Pour les dirigeants, une lecture stratégique
Cette hausse record des défaillances n’est pas un simple chiffre. Elle révèle une fragilité accrue des structures économiques, en particulier des petites unités dépendantes de marges serrées, de cycles de paiement longs et de capacités limitées à absorber des chocs exogènes. Elle met aussi en lumière l’importance de la gestion proactive des risques, qu’ils soient financiers, commerciaux ou liés aux chaînes d’approvisionnement.
Pour un dirigeant de PME, juriste ou responsable RH, ces chiffres invitent à repenser les modèles de trésorerie, renforcer les outils de surveillance financière et intégrer la tendance dans les plans de continuité d’activité (PCA). Une attention particulière aux signaux faibles, comme les retards de paiement ou la contraction des carnets de commandes, peut aider à anticiper plutôt qu’à subir.

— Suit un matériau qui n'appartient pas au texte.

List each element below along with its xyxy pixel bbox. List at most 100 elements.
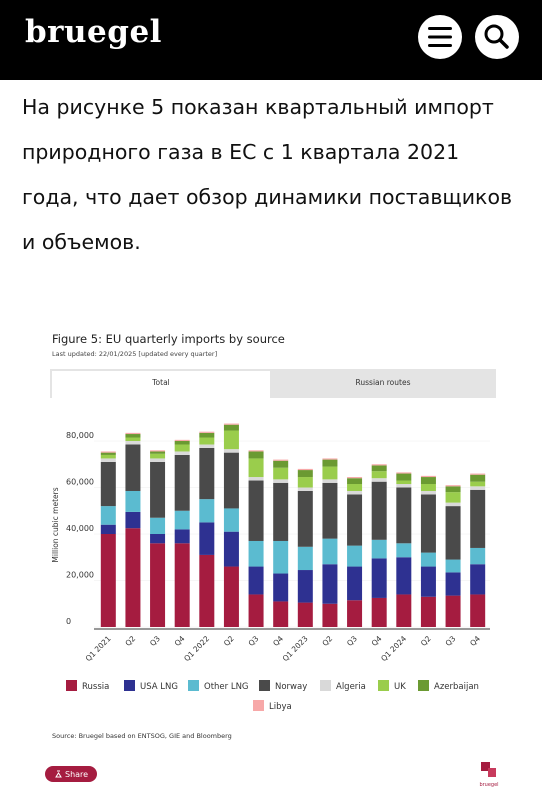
y-axis-label: Million cubic meters bbox=[51, 487, 60, 562]
legend-swatch bbox=[66, 680, 77, 691]
bar-segment bbox=[223, 508, 239, 532]
legend: Russia USA LNG Other LNG Norway Algeria UK Aze… bbox=[66, 680, 479, 712]
bar-segment bbox=[273, 601, 289, 627]
bar-segment bbox=[396, 472, 412, 474]
y-tick-label: 20,000 bbox=[66, 571, 94, 580]
bar-segment bbox=[445, 492, 461, 503]
bar-segment bbox=[174, 441, 190, 445]
y-tick-label: 40,000 bbox=[66, 524, 94, 533]
x-tick-label: Q3 bbox=[148, 634, 162, 648]
x-tick-label: Q4 bbox=[271, 634, 285, 648]
bar-segment bbox=[371, 481, 387, 540]
bar-segment bbox=[470, 564, 486, 595]
bar-segment bbox=[223, 566, 239, 627]
bar-segment bbox=[174, 444, 190, 452]
small-logo-text: bruegel bbox=[479, 782, 498, 788]
legend-label: Other LNG bbox=[204, 682, 249, 692]
legend-swatch bbox=[320, 680, 331, 691]
bar-segment bbox=[470, 473, 486, 475]
x-tick-label: Q4 bbox=[468, 634, 482, 648]
menu-button[interactable] bbox=[418, 15, 462, 59]
bar-segment bbox=[347, 478, 363, 485]
bar-segment bbox=[248, 566, 264, 595]
tab[interactable]: Total bbox=[151, 378, 170, 387]
search-button[interactable] bbox=[475, 15, 519, 59]
bar-segment bbox=[347, 494, 363, 546]
bar-segment bbox=[273, 540, 289, 574]
bar-segment bbox=[297, 602, 313, 627]
bar-segment bbox=[248, 594, 264, 627]
bar-segment bbox=[297, 487, 313, 491]
bar-segment bbox=[150, 543, 166, 627]
bar-segment bbox=[125, 528, 141, 627]
bar-segment bbox=[125, 511, 141, 529]
x-tick-label: Q3 bbox=[444, 634, 458, 648]
share-label[interactable]: Share bbox=[65, 770, 88, 779]
bar-segment bbox=[322, 482, 338, 539]
source: Source: Bruegel based on ENTSOG, GIE and… bbox=[52, 732, 232, 740]
bar-segment bbox=[420, 490, 436, 495]
bar-segment bbox=[223, 423, 239, 425]
legend-swatch bbox=[188, 680, 199, 691]
share-button[interactable]: Share bbox=[45, 766, 97, 782]
bar-segment bbox=[371, 465, 387, 472]
bar-segment bbox=[420, 475, 436, 478]
y-tick-label: 80,000 bbox=[66, 431, 94, 440]
bar-segment bbox=[347, 484, 363, 491]
legend-swatch bbox=[124, 680, 135, 691]
bar-segment bbox=[199, 432, 215, 438]
bar-segment bbox=[347, 566, 363, 601]
bar-segment bbox=[174, 451, 190, 455]
bar-segment bbox=[420, 566, 436, 597]
tab-active[interactable] bbox=[52, 371, 270, 398]
bar-segment bbox=[174, 454, 190, 511]
y-tick-label: 0 bbox=[66, 617, 71, 626]
bar-segment bbox=[470, 474, 486, 482]
bar-segment bbox=[396, 484, 412, 488]
bar-segment bbox=[445, 486, 461, 493]
bar-segment bbox=[297, 546, 313, 571]
tab[interactable]: Russian routes bbox=[356, 378, 411, 387]
legend-label: Algeria bbox=[336, 682, 366, 692]
bar-segment bbox=[445, 572, 461, 596]
bar-segment bbox=[322, 479, 338, 483]
bar-segment bbox=[420, 552, 436, 567]
bar-segment bbox=[445, 559, 461, 573]
bar-segment bbox=[125, 441, 141, 445]
bar-segment bbox=[100, 461, 116, 507]
x-tick-label: Q1 2022 bbox=[182, 634, 211, 663]
legend-label: Libya bbox=[269, 702, 292, 712]
bar-segment bbox=[371, 464, 387, 466]
bar-segment bbox=[273, 460, 289, 468]
bar-segment bbox=[100, 454, 116, 459]
bar-segment bbox=[174, 529, 190, 544]
bar-segment bbox=[322, 538, 338, 565]
x-tick-label: Q4 bbox=[370, 634, 384, 648]
bar-segment bbox=[322, 458, 338, 460]
bar-segment bbox=[150, 461, 166, 518]
bar-segment bbox=[223, 449, 239, 453]
bar-segment bbox=[125, 434, 141, 438]
bar-segment bbox=[273, 482, 289, 541]
bar-segment bbox=[420, 484, 436, 491]
bar-segment bbox=[322, 466, 338, 480]
bar-segment bbox=[347, 600, 363, 627]
legend-swatch bbox=[253, 700, 264, 711]
legend-label: USA LNG bbox=[140, 682, 178, 692]
bar-segment bbox=[150, 450, 166, 452]
bar-segment bbox=[100, 524, 116, 534]
bar-segment bbox=[248, 450, 264, 452]
bar-segment bbox=[150, 458, 166, 462]
bar-segment bbox=[174, 510, 190, 530]
bar-segment bbox=[297, 477, 313, 488]
bar-segment bbox=[445, 595, 461, 627]
bar-segment bbox=[199, 499, 215, 523]
bar-segment bbox=[100, 506, 116, 525]
bar-segment bbox=[125, 432, 141, 435]
bar-segment bbox=[396, 557, 412, 595]
bar-segment bbox=[273, 573, 289, 602]
bar-segment bbox=[396, 487, 412, 544]
logo[interactable]: bruegel bbox=[25, 14, 162, 50]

Un signal d’alarme pour la stratégie
L’année 2025 souligne un double défi pour l’économie française. Sortir d’un cycle d’aides exceptionnelles post-Covid tout en s’adaptant à un environnement marqué par des coûts plus élevés et des incertitudes persistantes. La hausse des défaillances est un indicateur tangible de cette transition. Pour les organisations, cela signifie mettre en place des stratégies de résilience opérationnelle, renforcer les politiques de gestion des risques et s’engager dans une vigilance accrue sur les variables économiques clés.
C’est un moment pour regarder la réalité en face, analyser les tendances avec rigueur et ajuster les choix stratégiques sans attendre la prochaine crise annoncée.